The fourth graders in Madolyn Accola’s class at the Voice Charter School on Thursday sat on a rug, slowly chanting sounds that made the room sound more like a monastery than a music classroom.
“Ta-tuuu, ta-tuuu, ta-tu-te-ta,” the students said in unison. “Ta-tu-te-ta-tuuu, taa taa.”
The sounds, known as rhythm syllables, are a part of everyday life for Voice students, who begin learning them in kindergarten and continue daily music classes through middle school. Reciting the syllables is a cornerstone of a Hungarian method, called Kodaly, that trains students to be able to perform music on sight.
The technique is also one way the school works to boost its young students’ language acquisition, especially among the English language learners who make up 18 percent of Voice’s student population, compared to 14 percent citywide. That’s what brought Chancellor Carmen Fariña to the Long Island City charter school for a 90-minute visit on Thursday morning.
“To me, it’s not just about the singing,” Fariña said. “It’s how the singing is used.”
Though the de Blasio administration has had a contentious relationship with the city charter school sector, Fariña has made regular visits to some of the city’s 197 charter schools. Voice represents the type of charter school that Fariña and Mayor Bill de Blasio have especially warmed to: usually small, unaffiliated with a large charter management organization like Success Academy or KIPP, sometimes unionized, and often operating in private space. The schools also tend to be on good terms with local elected officials and community leaders.
“They’re embedded into the community,” State Assemblywoman Catherine Nolan said of Voice during the visit, noting the school’s relationship with a service organization across the street serving incarcerated women and children.
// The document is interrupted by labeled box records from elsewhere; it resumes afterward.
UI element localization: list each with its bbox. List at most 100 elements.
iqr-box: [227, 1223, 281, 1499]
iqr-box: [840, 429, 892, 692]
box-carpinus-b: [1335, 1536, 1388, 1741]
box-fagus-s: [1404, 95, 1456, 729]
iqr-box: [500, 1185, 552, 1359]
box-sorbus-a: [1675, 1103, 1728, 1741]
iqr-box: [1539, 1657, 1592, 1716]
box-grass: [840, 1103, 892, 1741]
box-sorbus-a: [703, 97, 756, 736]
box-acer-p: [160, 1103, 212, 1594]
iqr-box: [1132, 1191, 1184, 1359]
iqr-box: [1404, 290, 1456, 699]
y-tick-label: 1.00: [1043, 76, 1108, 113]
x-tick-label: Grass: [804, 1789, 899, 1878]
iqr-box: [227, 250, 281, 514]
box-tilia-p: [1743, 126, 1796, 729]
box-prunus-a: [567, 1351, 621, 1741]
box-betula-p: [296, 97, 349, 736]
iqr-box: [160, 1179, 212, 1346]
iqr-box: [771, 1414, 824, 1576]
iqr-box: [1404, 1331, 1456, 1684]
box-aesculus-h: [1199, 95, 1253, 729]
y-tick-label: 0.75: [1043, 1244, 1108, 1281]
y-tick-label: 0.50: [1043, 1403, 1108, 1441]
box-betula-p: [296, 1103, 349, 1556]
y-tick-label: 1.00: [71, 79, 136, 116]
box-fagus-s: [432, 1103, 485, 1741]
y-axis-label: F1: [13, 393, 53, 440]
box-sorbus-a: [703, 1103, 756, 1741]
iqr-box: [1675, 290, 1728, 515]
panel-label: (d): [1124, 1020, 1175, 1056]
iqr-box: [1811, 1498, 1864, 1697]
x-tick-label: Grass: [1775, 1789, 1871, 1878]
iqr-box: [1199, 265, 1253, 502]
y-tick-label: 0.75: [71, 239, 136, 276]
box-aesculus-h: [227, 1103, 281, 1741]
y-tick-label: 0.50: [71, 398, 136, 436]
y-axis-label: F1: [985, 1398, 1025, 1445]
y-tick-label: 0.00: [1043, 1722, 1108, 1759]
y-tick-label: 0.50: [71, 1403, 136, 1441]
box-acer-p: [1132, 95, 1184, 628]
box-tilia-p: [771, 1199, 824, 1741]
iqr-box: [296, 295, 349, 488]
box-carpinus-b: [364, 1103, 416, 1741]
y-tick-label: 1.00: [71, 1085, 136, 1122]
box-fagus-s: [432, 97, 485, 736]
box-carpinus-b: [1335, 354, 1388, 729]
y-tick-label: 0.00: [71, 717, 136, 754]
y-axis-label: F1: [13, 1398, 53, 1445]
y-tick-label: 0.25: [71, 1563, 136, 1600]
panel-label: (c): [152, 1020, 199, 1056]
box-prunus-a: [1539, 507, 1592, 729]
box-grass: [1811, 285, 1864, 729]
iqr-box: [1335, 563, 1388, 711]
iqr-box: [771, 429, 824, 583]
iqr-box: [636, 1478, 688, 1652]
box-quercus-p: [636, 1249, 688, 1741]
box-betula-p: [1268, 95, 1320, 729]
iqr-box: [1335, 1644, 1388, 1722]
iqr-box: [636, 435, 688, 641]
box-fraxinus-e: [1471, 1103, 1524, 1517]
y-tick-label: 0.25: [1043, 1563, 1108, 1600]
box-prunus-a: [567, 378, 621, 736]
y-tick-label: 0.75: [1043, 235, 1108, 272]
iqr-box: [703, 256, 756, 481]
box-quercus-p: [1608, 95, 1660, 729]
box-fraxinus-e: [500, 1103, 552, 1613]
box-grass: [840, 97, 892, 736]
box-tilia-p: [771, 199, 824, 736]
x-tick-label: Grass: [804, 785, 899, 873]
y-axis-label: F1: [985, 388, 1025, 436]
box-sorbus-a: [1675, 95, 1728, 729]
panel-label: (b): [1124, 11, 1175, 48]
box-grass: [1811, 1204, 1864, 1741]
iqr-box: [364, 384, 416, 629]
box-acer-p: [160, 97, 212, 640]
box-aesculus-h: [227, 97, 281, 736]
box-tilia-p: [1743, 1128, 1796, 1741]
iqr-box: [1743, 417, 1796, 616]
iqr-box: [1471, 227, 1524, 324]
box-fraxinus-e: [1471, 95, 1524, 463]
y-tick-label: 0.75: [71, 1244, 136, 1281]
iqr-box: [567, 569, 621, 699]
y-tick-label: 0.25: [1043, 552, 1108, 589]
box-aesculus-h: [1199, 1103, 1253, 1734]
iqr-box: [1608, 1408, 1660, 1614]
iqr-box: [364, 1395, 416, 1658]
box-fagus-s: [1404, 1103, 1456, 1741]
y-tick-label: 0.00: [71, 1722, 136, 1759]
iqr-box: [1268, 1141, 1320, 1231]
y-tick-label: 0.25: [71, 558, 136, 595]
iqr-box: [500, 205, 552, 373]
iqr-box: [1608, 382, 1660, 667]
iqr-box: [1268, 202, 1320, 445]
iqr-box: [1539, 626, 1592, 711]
The school is also performing well academically. Seventy percent of Voice’s students were proficient on last year’s math exams and 39 percent were proficient on the English exams, scores that ranked it among the city’s top-performing charter schools. Among more than 60 schools unaffiliated with a charter school network, Voice ranked second in math.
Fariña has said her school visits also serve as search missions for innovations that could be shared with other schools. After seeing six classrooms during her visit to Voice, she said the school’s approach to music instruction was a potential model for district schools.
“In some of our schools, we have music for two grades or after school,” Fariña said. “This is very much incorporated in the whole school day.”
But Headley, who was part of the city’s inaugural Teaching Fellows class in 2000, noted that he left the Department of Education after eight years as a teacher and assistant principal because the school he wanted to open wouldn’t have been possible as a district school.
“There wasn’t a way in the New York City district school schedule where it was possible to have music every day,” Headley said. The charter model then proved useful in other ways, he said, such as giving teachers more preparation time each day.
Still, Fariña believed that schools could learn from Voice, whose early grades are co-located in a school building with P.S. 111, and said she’d like the school to join her Learning Partners program. Officials have said that recommendations from a Fariña-headed working group tasked with coming up with recommendations for de Blasio to improve school space-sharing will be released soon.
“I think it’s really, really important that schools like this thrive and do well,” Fariña said after the visit.